訳ありのパンツ愛
そんなテンネの当惑をよそに、男二人は小気味良い音を立てて切り結ぶ。刃の振動まで伝わるような強い金属音は梢間にこだまし、草根にまで沁みるようだ。
幾たびも繰り返されるこの剣交のたびに思う疑問が、ケンタにはあった。
――なぜ本気を出さない?
あの魔性の女が見せた過去夢の中に、その答えはあった。
ぎしっと、刀身がきしむほどのつばぜり合いの中、声を低めてケンタはささやく。
「この……変態シスコン野郎が」
魔王が差し向ける剣先が、かすかにぶれた。
「なぜ……思い出したっ?」
その狼狽は、夢で見たことが『事実』であったことを証明するものに他ならない。
ケンタはほんの一瞬、躊躇した。
あの魔性の女から何かの危害を加えられたわけではない。ただ夢を見せられただけだ。それに、ここで彼女の気持ちを自分が暴くのは筋が違うような気もする。
だからケンタは、誰の名前もあげなかった。
「俺は仮にも勇者だ。前世の記憶を取り戻すことぐらい造作も無い」
今度は声が震えていた。
「どこまで思い出した?」
「あいつが……死ぬところだ」
思い出してもぞっとするほど、いやな夢だった。ぬるりと湿った赤に染まった少女の姿が、まぶたの裏にくっきりと焼きついている。そして、自分の身を濡らす血と、死の感覚も。
「あれは……俺……だった?」
疑問符をつけての質問に魔王が笑う。
「全てを思い出したというわけではなさそうだな」
確かに夢は断片的であり、ピースにすぎない。その全てがつながるには今しばらく時間がかかりそうだ。

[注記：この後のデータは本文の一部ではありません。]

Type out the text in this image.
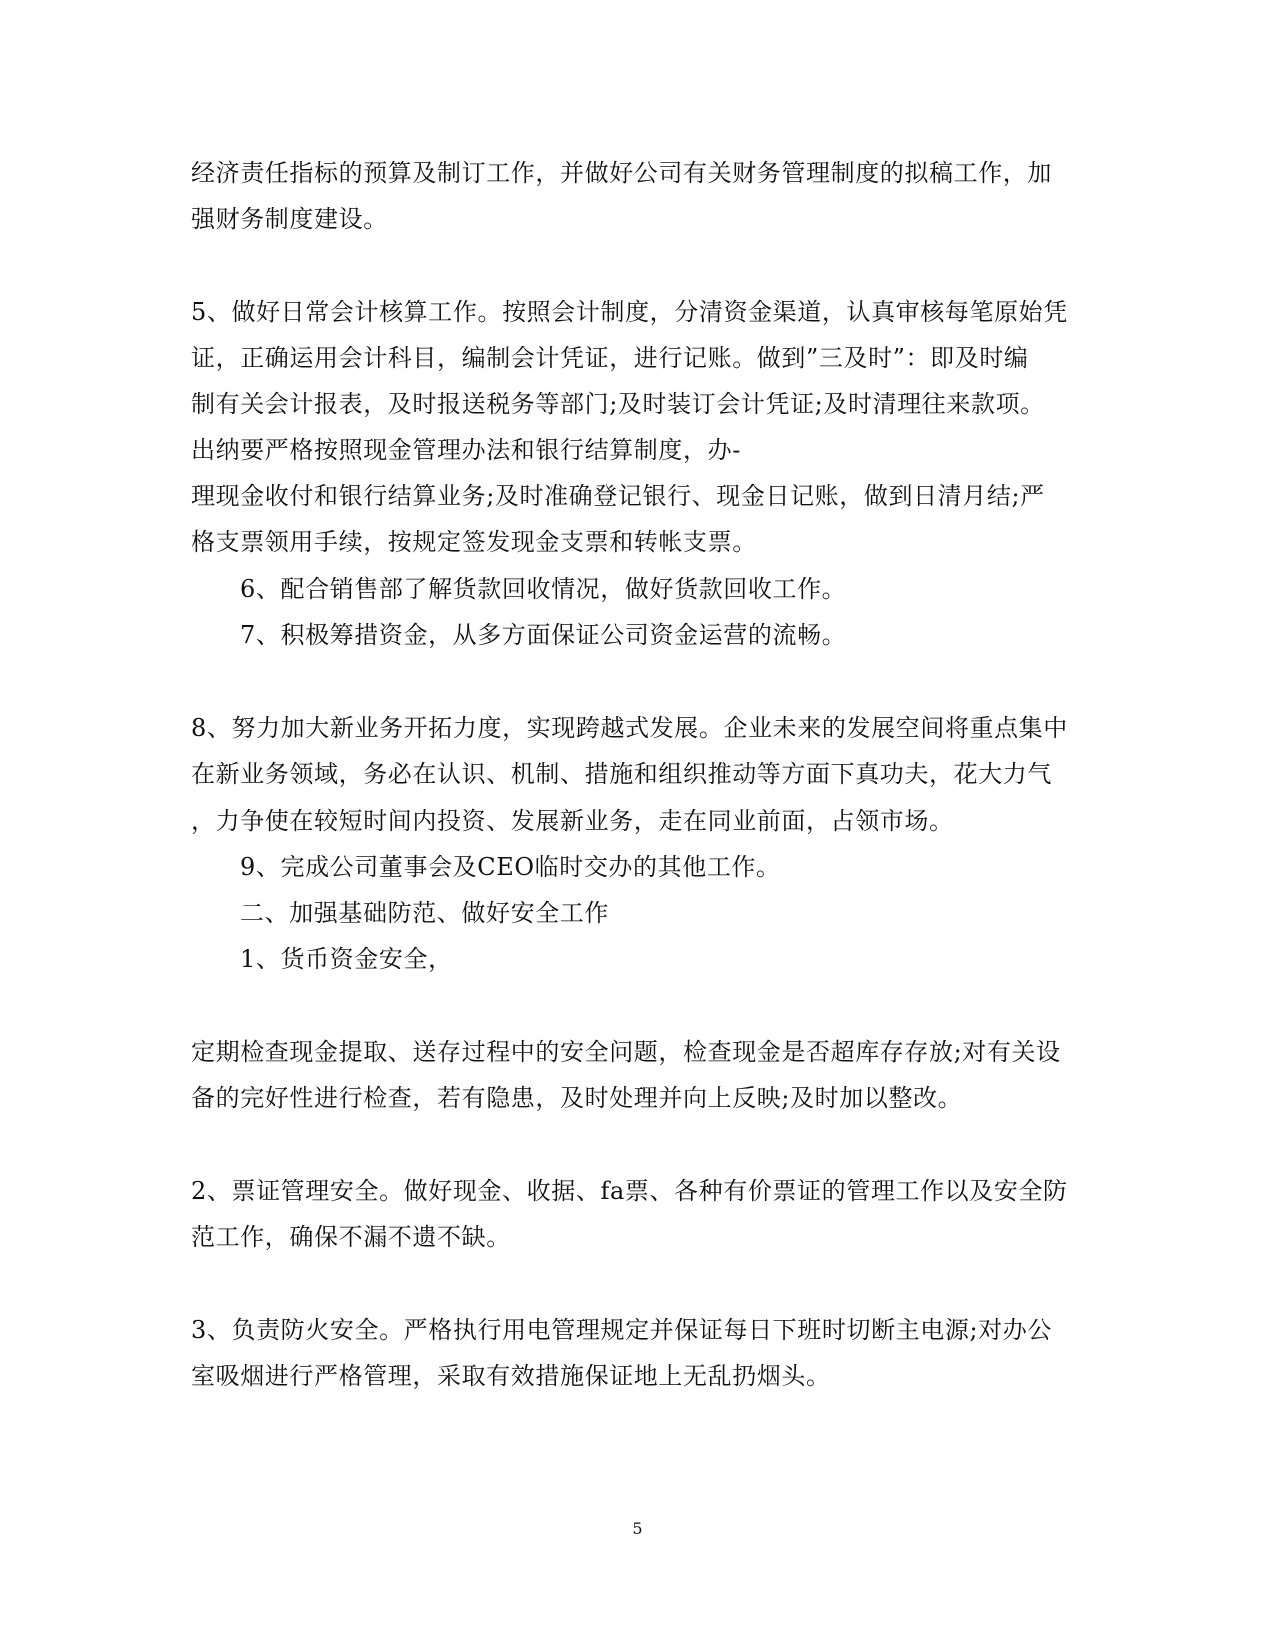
经济责任指标的预算及制订工作，并做好公司有关财务管理制度的拟稿工作，加
强财务制度建设。
5、做好日常会计核算工作。按照会计制度，分清资金渠道，认真审核每笔原始凭
证，正确运用会计科目，编制会计凭证，进行记账。做到”三及时”：即及时编
制有关会计报表，及时报送税务等部门;及时装订会计凭证;及时清理往来款项。
出纳要严格按照现金管理办法和银行结算制度，办-
理现金收付和银行结算业务;及时准确登记银行、现金日记账，做到日清月结;严
格支票领用手续，按规定签发现金支票和转帐支票。
6、配合销售部了解货款回收情况，做好货款回收工作。
7、积极筹措资金，从多方面保证公司资金运营的流畅。
8、努力加大新业务开拓力度，实现跨越式发展。企业未来的发展空间将重点集中
在新业务领域，务必在认识、机制、措施和组织推动等方面下真功夫，花大力气
，力争使在较短时间内投资、发展新业务，走在同业前面，占领市场。
9、完成公司董事会及CEO临时交办的其他工作。
二、加强基础防范、做好安全工作
1、货币资金安全，
定期检查现金提取、送存过程中的安全问题，检查现金是否超库存存放;对有关设
备的完好性进行检查，若有隐患，及时处理并向上反映;及时加以整改。
2、票证管理安全。做好现金、收据、fa票、各种有价票证的管理工作以及安全防
范工作，确保不漏不遗不缺。
3、负责防火安全。严格执行用电管理规定并保证每日下班时切断主电源;对办公
室吸烟进行严格管理，采取有效措施保证地上无乱扔烟头。
5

魔王は突如、剣を投げ捨てた。こうなれば、これ以上の攻撃は武士道に反する。
ケンタは剣を引き、彼をにらみつけた。
「それでも、お前がテンネの前世の中で『兄』だったことは覚えている。つまりお前は、妹のパンツ大好き変態野郎だ!」
「それがどうした。今生では血のつながりも無い赤の他人だ」
「ぐ、たしかに……」
言葉に詰まったケンタに向けられた魔王のまなざしは、意外なほど優しい。
「そうか……そこも思い出していないのか」
魔王がケンタの頭に手を伸ばした。それは攻撃的なものではなく、親しい子供をなでるような手つきであった。
「早く思い出せ。そして、今度こそ守ってやってくれ」
「何を?」
「なぜ、前世でテンネが死なねばならなかったのか……そして今生でもテンネを脅かす残酷な運命から……だ」
「お前は、そのために魔王に?」
「そんな大袈裟なものじゃない」
魔王は寂しそうに笑ったが、それは逆光になった陽に隠され、目を細めたケンタに見えたのは唇の形だけだった。
唇の端は上がっている。あれは自嘲だろうか、寂寥をごまかしているのだろうか、わからない……が、喜びや幸せから来る笑いで無いことは確かだ。
「俺が守りたいのは、テンネ様のパンツ、ただそれのみ」
風がざわっと草木を揺らす中、魔王の声が掻き消えた。離脱の魔法だ。声だけではなく、姿まで消えている。
後に残されたのはことの成り行きを見守りながらも二人の会話までは聞き取ることができなかったテンネと、事実を知ってしまったがゆえに、魔王に対して芽生え始めた新たな感情に戸惑っているケンタだけ。
(ばかな! あんなやつに同情するなど)
しかし、あのパンツに対する執着こそ、彼の本心を隠す目くらましなのでは無いだろうか。
前世で彼は、確かにテンネの兄だった。
――昔、夢の記憶が確かなら百年昔のことだ。その兄妹は親を無くし、二人きりで暮らしていた。